Eine bessere Vereinbarkeit von Beruf und Privatleben soll nach dem Willen der Ärztege­werk­schaft auch durch die generelle Begrenzung der Bereitschaftsdienste erreicht wer­den. Pro Vierteljahr solle im Durchschnitt maximal sechsmal monatlich Bereitschafts­dienst angeordnet werden können.

„Vor uns liegt ein hartes Stück Arbeit“, sagte der Verhandlungsführer des Marburger Bun­des, Christian Twardy, heute nach der Auftaktrunde in Hannover. Die TdL erliege einem großen Irrtum, wenn sie glaube, dass Verbesserungen im Arbeitsalltag der Ärzte in den Unikliniken allein durch betriebliche Regelungen erreicht werden könnten.

„Wir brauchen tarifvertragliche Instrumente, die dann auf betrieblicher Ebene konsequent angewendet werden. Der jüngste Tarifabschluss des Marburger Bundes mit den kommu­nalen Arbeitgebern hat ja gezeigt, dass solche tarifvertragliche Vereinbarungen möglich sind“, so Twardy. Darauf haben wir die TdL heute ausdrücklich hingewiesen.

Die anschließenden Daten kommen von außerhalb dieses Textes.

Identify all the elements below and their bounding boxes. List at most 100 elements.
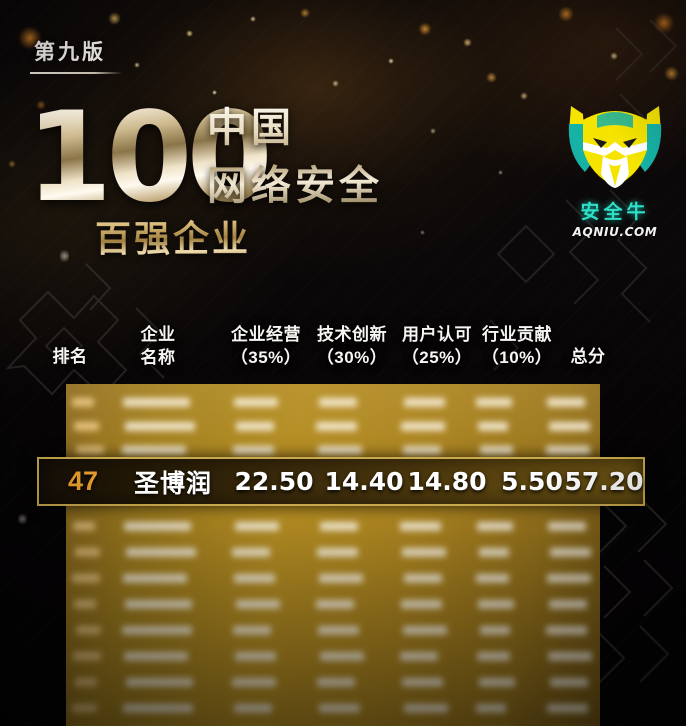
table-cell [546, 446, 590, 455]
table-cell [319, 398, 357, 407]
table-cell [478, 600, 514, 609]
table-cell [317, 678, 355, 687]
table-cell [122, 446, 186, 455]
table-cell [549, 600, 587, 609]
table-cell [76, 626, 101, 635]
table-cell [124, 652, 188, 661]
brand-url: AQNIU.COM [572, 225, 658, 239]
table-header-operations: 企业经营 （35%） [222, 324, 310, 370]
header-operations-line2: （35%） [230, 347, 302, 367]
table-cell [318, 626, 359, 635]
table-header-recognition: 用户认可 （25%） [393, 324, 481, 370]
header-innovation-line2: （30%） [316, 347, 388, 367]
edition-underline [30, 72, 122, 74]
table-cell [233, 626, 271, 635]
hero-title: 中国 网络安全 [207, 104, 383, 211]
header-total-label: 总分 [570, 347, 606, 366]
brand-name-cn: 安全牛 [580, 202, 650, 223]
table-cell [402, 548, 446, 557]
table-cell [72, 574, 100, 583]
row-rank: 47 [67, 466, 99, 496]
table-cell [549, 422, 590, 431]
table-cell [401, 600, 442, 609]
table-cell [477, 652, 510, 661]
table-cell [234, 574, 275, 583]
hero-title-line1: 中国 [207, 106, 295, 150]
table-cell [124, 522, 191, 531]
table-cell [548, 652, 592, 661]
table-cell [74, 422, 99, 431]
table-cell [233, 446, 274, 455]
table-cell [73, 652, 101, 661]
table-cell [319, 704, 360, 713]
table-cell [404, 398, 445, 407]
table-cell [401, 422, 445, 431]
table-cell [403, 626, 447, 635]
table-cell [73, 522, 95, 531]
table-cell [232, 548, 270, 557]
table-row [66, 642, 600, 672]
table-row [66, 694, 600, 724]
table-cell [547, 574, 591, 583]
table-cell [479, 548, 509, 557]
table-cell [404, 574, 442, 583]
edition-badge: 第九版 [34, 41, 106, 64]
table-row [66, 720, 600, 726]
header-recognition-line1: 用户认可 [402, 325, 472, 344]
table-cell [125, 600, 192, 609]
table-cell [235, 522, 279, 531]
table-cell [400, 652, 438, 661]
table-cell [316, 422, 357, 431]
table-row [66, 564, 600, 594]
table-cell [479, 678, 515, 687]
table-row [66, 388, 600, 418]
table-cell [320, 522, 358, 531]
header-company-line2: 名称 [140, 347, 176, 367]
table-cell [550, 548, 591, 557]
header-company-line1: 企业 [140, 325, 176, 344]
table-cell [546, 626, 587, 635]
table-cell [76, 446, 104, 455]
table-cell [316, 600, 354, 609]
table-cell [318, 446, 362, 455]
table-cell [234, 398, 278, 407]
table-row [66, 512, 600, 542]
table-cell [478, 422, 508, 431]
table-cell [320, 652, 364, 661]
table-cell [403, 446, 441, 455]
table-cell [402, 678, 443, 687]
table-cell [476, 574, 509, 583]
table-cell [480, 626, 510, 635]
highlighted-table-row[interactable]: 47 圣博润 22.50 14.40 14.80 5.50 57.20 [37, 457, 645, 506]
row-company-name: 圣博润 [133, 469, 212, 498]
table-cell [400, 522, 441, 531]
header-contribution-line1: 行业贡献 [482, 325, 552, 344]
hero-subtitle: 百强企业 [95, 210, 251, 262]
table-cell [404, 704, 448, 713]
table-cell [126, 548, 196, 557]
table-cell [476, 704, 506, 713]
table-cell [123, 574, 187, 583]
table-cell [125, 422, 195, 431]
header-contribution-line2: （10%） [481, 347, 553, 367]
header-operations-line1: 企业经营 [231, 325, 301, 344]
table-header-row: 排名 企业 名称 企业经营 （35%） 技术创新 （30%） 用户认可 （25%… [0, 316, 686, 380]
table-cell [75, 678, 97, 687]
table-cell [122, 626, 192, 635]
header-innovation-line1: 技术创新 [317, 325, 387, 344]
bull-mask-icon [568, 106, 662, 188]
table-cell [74, 600, 96, 609]
table-row [66, 668, 600, 698]
table-header-company: 企业 名称 [118, 324, 198, 370]
row-total: 57.20 [564, 467, 644, 496]
hero-title-line2: 网络安全 [207, 163, 383, 208]
table-cell [477, 522, 513, 531]
table-cell [72, 704, 97, 713]
table-cell [550, 678, 588, 687]
table-header-innovation: 技术创新 （30%） [308, 324, 396, 370]
table-cell [317, 548, 358, 557]
table-cell [126, 678, 193, 687]
table-cell [75, 548, 100, 557]
table-cell [319, 574, 363, 583]
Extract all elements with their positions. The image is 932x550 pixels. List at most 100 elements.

Die Ärzte bräuchten eine Entlastung, die diesen Namen verdiene. Mit wirkungslosen Re­ge­lungen würden sie sich nicht zufrieden geben. Man habe heute auch keinen Zweifel daran gelassen, dass eine Einigung die dauerhafte Sicherung des arztspezifischen Tarif­vertrages voraussetze.

Die Verhandlungen betreffen einen Großteil der Ärzte an 23 Universitätskliniken. Berlin und Hessen haben eigene Tarifverträge. Auch für die Ärzte an weiteren einzelnen Unikli­ni­ken gelten eigene tarifliche Regelungen, etwa am Uniklinikum Hamburg, in Halle und in Mainz.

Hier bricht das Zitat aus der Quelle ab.